In this article:
“Our knowledge of the way things work, in society or in nature, comes trailing clouds of vagueness. Vast ills have followed a belief in certainty.”
Economist Kenneth Arrow, quoted in Against the Gods by Peter Bernstein.
One of a portfolio manager’s main tasks is to make decisions amid “clouds of vagueness.” And while these times of social, economic and market upheaval have produced some particularly heavy clouds, they have also created opportunities. But our methods of assessing them must adapt to the current situation in order to avoid value traps: we need to be certain what we know and what we don’t.
We do know that, for the past few years, the market has rewarded industry winners and punished also-rans. As an example, we could look at the relative performance of Amazon versus eBay. The market has also transferred value from old business models to new ones. This pattern has remained in place, and even strengthened, amid the volatility arising from the Covid-19 outbreak because the business models that have increasingly worked for the past five years, have also worked better for the past few weeks.
This market dynamic has produced a valuation gap between US companies trading at high and low multiples that has only been so wide at three other points in history: in 1932, in 1975 and in 2009, according to data from Empirical Research.
The companies trading in a high range are well above the historical average of the high end. Those trading at the low end - the ‘cheapest’ part of the market - are trading at a much lower point than historical averages.
This dispersion is understandable given the structural changes in the world but opens up some big opportunities for stock pickers, and some individual companies are starting to get to attractive levels at which investors are being compensated for the higher associated risks.
To assess these opportunities, we have two buckets. One big bucket of opportunities is filled with perfectly fine companies, with no business or balance sheet problems, that we can now buy more cheaply. This is most of what we already own, and we keep finding new ideas and adding to existing holdings.
Another one, smaller in size, consists of companies in difficulties. In normal times, our analysis focuses on a company’s competitive position in an industry, its financial performance and its ability to deploy capital in order to create value over time.
Adapting our analysis
But in a world of shutdowns, our analysis must adapt. For some sectors, the question of whether a company will be more or less profitable in the future has been replaced by more existential concerns: whether the company will survive the crisis and what government intervention may mean for private capital owners.
Looking at a company’s debt profile gives us clues about its survival prospects, and we are privileged to be able to work closely with colleagues in fixed income to help unknot this part of the balance sheet. A company that owes money this year or next will behave differently to one whose bills fall due in 10 years’ time. We also look at the rights granted to creditors under the various covenants. Balance sheet strength is reflected in equity performance now more than ever.

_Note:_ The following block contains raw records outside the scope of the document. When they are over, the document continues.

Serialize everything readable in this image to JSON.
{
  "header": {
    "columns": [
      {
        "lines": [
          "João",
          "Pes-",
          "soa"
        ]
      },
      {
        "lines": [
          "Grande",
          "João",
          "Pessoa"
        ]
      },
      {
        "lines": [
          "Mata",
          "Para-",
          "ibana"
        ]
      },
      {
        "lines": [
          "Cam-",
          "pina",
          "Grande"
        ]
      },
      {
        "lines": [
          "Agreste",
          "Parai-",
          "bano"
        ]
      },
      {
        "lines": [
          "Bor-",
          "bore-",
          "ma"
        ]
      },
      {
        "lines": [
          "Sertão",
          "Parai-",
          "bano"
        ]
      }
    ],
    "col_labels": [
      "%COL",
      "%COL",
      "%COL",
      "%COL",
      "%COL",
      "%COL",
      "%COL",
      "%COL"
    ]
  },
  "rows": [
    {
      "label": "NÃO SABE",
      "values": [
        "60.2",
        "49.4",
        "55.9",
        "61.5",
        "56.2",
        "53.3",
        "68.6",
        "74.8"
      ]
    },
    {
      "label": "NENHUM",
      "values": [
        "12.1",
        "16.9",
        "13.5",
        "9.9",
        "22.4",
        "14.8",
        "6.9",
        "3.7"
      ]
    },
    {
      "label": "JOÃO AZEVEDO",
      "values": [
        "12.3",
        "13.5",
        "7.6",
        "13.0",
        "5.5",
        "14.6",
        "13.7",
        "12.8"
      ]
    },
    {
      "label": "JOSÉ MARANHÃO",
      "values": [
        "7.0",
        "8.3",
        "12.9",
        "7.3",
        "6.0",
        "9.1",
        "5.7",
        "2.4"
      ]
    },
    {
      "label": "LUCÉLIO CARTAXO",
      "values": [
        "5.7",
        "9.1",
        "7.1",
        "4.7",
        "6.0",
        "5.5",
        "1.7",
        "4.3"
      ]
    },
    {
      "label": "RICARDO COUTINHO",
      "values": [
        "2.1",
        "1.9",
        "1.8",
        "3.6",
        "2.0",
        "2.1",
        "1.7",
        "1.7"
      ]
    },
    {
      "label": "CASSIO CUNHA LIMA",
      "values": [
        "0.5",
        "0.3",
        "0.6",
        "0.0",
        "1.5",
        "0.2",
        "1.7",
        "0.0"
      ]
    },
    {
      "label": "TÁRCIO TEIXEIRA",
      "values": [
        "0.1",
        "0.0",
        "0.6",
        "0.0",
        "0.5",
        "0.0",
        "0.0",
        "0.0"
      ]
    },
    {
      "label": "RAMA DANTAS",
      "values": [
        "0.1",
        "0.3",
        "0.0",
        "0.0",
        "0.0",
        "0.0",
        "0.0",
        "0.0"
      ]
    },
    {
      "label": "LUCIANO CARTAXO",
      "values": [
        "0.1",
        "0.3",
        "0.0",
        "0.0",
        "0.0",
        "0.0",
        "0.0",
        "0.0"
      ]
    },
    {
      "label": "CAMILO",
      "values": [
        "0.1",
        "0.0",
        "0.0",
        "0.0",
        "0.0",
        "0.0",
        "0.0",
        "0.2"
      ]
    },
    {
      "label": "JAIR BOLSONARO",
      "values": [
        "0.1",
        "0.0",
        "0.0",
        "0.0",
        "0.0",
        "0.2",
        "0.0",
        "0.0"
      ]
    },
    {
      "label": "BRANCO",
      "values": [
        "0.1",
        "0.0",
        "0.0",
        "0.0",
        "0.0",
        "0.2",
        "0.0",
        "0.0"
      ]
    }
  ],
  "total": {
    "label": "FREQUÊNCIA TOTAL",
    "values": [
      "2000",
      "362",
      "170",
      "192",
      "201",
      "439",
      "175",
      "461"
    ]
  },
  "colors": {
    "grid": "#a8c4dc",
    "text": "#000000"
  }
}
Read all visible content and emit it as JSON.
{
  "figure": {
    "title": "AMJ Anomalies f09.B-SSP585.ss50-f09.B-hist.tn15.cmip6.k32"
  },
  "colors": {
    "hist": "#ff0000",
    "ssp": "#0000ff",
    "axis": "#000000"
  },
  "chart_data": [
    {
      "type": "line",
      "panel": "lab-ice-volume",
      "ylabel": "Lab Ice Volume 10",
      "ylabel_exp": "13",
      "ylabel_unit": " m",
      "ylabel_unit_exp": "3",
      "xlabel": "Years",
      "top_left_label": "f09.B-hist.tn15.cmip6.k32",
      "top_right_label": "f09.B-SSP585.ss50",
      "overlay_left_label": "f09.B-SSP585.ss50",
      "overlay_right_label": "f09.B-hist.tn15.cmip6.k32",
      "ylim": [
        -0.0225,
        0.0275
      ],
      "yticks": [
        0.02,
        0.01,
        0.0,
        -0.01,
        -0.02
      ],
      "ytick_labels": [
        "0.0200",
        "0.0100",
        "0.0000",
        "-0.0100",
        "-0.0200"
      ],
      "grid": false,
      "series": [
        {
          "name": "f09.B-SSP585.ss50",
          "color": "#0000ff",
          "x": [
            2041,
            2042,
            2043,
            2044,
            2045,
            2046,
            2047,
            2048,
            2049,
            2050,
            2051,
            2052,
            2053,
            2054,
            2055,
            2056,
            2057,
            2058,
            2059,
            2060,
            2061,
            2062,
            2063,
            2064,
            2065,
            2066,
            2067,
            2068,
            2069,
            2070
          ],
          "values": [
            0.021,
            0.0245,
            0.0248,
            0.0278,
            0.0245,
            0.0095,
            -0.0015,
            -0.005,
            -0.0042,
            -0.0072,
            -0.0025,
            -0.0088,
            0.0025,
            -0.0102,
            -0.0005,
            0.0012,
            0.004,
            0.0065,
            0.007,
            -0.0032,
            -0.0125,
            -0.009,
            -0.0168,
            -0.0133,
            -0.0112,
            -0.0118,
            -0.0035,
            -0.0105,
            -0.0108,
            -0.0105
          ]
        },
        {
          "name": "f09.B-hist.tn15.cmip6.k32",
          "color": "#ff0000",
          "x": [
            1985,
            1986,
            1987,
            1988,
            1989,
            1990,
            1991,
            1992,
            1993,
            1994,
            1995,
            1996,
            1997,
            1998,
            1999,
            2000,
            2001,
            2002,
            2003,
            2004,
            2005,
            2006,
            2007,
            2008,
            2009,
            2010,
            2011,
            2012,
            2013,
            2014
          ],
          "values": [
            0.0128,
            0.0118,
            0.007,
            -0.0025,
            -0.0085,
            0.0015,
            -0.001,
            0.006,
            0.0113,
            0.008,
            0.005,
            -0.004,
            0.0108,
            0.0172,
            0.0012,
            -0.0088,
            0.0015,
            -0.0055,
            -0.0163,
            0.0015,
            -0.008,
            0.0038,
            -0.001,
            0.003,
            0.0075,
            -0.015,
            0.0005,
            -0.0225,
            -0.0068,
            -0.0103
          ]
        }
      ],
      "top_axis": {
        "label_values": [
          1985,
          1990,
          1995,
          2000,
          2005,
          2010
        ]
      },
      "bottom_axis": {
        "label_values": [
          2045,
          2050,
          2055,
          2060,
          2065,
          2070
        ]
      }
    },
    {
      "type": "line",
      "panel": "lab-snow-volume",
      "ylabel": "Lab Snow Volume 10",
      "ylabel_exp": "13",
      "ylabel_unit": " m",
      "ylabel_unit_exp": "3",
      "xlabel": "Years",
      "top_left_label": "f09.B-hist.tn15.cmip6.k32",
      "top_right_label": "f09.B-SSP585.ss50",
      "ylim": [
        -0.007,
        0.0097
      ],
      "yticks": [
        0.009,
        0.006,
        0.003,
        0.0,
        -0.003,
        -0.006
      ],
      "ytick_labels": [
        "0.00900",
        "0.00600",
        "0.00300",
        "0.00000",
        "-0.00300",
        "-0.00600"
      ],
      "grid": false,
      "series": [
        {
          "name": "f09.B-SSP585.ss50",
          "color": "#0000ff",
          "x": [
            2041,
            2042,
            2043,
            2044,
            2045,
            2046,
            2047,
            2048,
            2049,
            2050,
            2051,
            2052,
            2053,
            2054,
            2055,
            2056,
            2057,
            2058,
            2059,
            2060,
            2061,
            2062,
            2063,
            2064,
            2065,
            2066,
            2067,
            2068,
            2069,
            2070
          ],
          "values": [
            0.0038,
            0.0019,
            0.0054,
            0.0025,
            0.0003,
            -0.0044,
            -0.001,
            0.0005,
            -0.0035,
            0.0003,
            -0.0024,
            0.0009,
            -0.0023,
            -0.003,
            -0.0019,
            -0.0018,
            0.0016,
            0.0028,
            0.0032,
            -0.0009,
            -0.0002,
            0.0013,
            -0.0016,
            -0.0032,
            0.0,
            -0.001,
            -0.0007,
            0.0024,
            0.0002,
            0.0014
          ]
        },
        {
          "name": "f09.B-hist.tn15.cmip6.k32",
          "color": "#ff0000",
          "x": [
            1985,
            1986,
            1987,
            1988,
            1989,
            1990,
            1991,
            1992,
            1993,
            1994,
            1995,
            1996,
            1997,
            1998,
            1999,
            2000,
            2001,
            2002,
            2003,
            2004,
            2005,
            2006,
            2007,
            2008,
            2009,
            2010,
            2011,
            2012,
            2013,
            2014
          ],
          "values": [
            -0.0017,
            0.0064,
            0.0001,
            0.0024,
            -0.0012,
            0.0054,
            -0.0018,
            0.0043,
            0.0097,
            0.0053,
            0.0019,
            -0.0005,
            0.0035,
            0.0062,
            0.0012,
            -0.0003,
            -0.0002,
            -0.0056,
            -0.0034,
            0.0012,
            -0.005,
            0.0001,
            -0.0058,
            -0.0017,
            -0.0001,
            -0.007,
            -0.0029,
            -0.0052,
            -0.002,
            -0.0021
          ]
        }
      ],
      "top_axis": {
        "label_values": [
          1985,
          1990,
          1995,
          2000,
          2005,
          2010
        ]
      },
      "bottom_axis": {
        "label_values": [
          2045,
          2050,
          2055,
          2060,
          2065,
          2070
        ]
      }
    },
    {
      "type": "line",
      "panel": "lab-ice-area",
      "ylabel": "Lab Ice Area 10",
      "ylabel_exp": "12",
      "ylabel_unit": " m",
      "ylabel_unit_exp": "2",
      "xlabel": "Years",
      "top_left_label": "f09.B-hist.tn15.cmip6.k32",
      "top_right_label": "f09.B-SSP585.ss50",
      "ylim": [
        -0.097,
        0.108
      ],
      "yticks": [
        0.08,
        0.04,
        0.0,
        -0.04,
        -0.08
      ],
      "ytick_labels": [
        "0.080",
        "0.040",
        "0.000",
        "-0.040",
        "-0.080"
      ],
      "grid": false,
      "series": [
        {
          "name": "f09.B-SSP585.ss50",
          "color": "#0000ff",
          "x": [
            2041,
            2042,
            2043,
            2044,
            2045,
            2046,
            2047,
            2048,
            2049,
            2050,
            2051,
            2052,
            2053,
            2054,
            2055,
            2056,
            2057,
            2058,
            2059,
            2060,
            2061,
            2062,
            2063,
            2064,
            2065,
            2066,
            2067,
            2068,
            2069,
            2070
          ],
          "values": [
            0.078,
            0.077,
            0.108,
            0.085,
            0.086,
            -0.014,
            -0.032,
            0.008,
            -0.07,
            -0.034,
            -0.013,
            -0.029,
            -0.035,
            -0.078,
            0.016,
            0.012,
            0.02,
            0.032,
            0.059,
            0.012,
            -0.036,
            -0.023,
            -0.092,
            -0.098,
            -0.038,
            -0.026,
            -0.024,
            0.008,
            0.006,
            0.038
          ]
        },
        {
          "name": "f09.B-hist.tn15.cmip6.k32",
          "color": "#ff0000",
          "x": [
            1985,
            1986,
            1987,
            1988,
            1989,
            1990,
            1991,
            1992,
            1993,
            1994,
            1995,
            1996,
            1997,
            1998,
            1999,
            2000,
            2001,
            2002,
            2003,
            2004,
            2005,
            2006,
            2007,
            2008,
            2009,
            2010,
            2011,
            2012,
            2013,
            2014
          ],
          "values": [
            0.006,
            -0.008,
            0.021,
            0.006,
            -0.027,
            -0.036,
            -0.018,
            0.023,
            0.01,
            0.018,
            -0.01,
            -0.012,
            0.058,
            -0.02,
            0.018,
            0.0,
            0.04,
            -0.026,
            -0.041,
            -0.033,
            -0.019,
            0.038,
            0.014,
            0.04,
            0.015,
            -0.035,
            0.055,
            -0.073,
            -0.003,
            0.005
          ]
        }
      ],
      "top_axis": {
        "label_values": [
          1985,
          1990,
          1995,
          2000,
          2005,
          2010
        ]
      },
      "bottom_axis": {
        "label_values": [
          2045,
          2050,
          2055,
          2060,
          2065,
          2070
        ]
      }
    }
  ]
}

Airlines are a good example of an industry priced for collapse. An airline can be reduced to two components: the planes and the operations. These are financed by equity and debt. With concerns over what a travel shutdown will do to leveraged balance sheets and business models, share prices have fallen sharply. At current valuations, for some names, an equity investor buys the planes and gets the business for free.
We do know that people will fly again, and the planes will be valuable after this episode has passed. But there’s no such thing as free money. The extra variable to contend with for this sector is government support. There is a risk to equity holders that any state involvement may dilute their stakes and water down any gains to be had from survival, and so this must be factored in to any investment decision.
Determining survival is complex
In summary, we are mainly buying good companies at lower prices, but also looking at a broader range of stocks if they can survive the economic shutdown. But determining the likelihood of survival is complex. Some stocks may drop substantially from here.
Others may increase several-fold from today’s low prices over the coming years. To battle through the “clouds of vagueness” produced by these volatile markets, we are adapting our valuation methods, focusing on what we do know to try and ensure that the companies we select will survive and prosper in the post-pandemic environment.